According to the well-validated theory of quantum mechanics, the wave function solution of a given potential or scattering problem, $Ψ$ is complex, i.e., not measurable. It is $Ψ^*Ψ$, a real number, that can be compared with the electron position measurement, and according to the postulates of quantum mechanics, it gives the probability for the electron to be measured at (x,y,z) at time t.
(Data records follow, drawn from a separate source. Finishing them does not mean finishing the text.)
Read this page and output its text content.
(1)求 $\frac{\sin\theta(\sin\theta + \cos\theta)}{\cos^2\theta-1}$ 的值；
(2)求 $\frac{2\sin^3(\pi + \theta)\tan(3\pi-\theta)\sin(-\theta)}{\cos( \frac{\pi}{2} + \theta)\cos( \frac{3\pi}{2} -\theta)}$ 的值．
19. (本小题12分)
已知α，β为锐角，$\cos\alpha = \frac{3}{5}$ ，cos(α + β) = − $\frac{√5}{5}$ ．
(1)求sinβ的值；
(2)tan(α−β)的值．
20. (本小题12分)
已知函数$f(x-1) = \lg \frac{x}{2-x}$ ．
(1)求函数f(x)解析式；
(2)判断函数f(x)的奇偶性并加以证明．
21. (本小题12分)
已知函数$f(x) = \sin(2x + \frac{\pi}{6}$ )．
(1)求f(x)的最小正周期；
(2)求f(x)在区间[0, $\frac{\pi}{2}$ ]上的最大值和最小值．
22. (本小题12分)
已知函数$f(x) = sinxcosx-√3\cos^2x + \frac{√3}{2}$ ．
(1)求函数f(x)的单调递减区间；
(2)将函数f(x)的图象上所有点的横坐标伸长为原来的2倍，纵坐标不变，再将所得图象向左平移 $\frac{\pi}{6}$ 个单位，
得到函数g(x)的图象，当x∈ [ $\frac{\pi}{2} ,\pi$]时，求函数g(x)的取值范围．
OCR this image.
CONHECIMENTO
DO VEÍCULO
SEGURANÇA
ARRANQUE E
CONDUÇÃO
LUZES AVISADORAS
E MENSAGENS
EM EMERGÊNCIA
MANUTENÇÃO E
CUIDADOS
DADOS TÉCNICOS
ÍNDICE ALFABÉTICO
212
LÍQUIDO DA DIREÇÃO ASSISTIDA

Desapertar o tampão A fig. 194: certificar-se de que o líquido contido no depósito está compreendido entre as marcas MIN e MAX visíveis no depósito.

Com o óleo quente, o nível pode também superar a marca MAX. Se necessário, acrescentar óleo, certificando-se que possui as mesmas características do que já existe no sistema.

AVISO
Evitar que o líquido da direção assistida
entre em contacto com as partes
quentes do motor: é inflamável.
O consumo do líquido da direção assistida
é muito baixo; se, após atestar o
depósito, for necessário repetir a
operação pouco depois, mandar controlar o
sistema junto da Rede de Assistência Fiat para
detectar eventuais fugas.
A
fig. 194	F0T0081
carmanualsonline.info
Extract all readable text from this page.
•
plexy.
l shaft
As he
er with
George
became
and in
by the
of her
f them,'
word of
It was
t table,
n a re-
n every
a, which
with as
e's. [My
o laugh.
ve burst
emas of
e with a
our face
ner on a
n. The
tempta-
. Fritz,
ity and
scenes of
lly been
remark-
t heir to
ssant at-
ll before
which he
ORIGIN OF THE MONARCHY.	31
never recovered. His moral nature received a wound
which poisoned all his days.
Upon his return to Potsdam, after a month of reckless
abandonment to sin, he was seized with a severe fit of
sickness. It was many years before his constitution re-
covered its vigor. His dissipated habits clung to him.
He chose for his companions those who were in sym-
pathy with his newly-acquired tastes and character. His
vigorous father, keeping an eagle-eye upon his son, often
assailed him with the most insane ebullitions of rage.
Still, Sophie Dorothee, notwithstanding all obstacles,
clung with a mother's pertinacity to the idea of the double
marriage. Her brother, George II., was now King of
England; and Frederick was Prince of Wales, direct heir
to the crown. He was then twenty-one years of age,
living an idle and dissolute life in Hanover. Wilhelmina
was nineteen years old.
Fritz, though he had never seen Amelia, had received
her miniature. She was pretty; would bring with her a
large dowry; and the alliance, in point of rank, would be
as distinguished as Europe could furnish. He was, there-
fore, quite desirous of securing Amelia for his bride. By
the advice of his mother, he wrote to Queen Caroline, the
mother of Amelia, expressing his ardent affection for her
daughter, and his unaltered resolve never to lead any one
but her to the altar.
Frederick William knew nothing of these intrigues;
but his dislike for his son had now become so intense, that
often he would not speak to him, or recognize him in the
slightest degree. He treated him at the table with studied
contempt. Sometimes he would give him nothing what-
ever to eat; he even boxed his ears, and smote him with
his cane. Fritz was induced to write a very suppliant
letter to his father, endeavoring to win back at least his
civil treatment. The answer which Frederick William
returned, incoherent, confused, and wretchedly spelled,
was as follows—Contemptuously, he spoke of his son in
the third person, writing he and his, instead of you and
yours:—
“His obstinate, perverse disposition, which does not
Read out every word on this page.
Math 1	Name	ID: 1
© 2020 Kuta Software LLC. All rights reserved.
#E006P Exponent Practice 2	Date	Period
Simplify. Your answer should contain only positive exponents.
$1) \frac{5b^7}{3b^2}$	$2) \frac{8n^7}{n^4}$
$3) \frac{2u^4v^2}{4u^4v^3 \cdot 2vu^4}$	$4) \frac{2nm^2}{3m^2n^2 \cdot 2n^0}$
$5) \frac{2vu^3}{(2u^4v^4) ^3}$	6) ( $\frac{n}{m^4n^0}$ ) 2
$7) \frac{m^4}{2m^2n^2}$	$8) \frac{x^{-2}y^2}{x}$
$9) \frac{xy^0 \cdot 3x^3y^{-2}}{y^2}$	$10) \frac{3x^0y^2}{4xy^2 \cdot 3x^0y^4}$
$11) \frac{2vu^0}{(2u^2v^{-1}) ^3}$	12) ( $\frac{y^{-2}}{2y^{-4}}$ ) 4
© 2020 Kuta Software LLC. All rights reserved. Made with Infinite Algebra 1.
It is not the electron's mass or energy that is waving, i.e., have sinusoidal behavior by showing interference patterns in the single electron double slit experiment.
electron build up over time
The electron is a point particle whenever it is measured, as in the pictures above, and this assumption is checked by experiments which give very tiny limits.
The accumulation of many electrons with the same scattering boundary conditions, as in the double slit experiment, shows a wave nature, confirming the probability behavior predicted by quantum mechanics.
So the electron interacts with the potentials and boundary conditions it is subjected to, and in interacting displays a probabilistic mechanical behavior, not deterministic as in classical mechanics interactions. This probability is what is predictable (determinable) in quantum mechanics, and is responsible for what is called the "wave" nature of a particle, which can only appear under accumulated interactions with the same boundary conditions.
This also answers @rolls.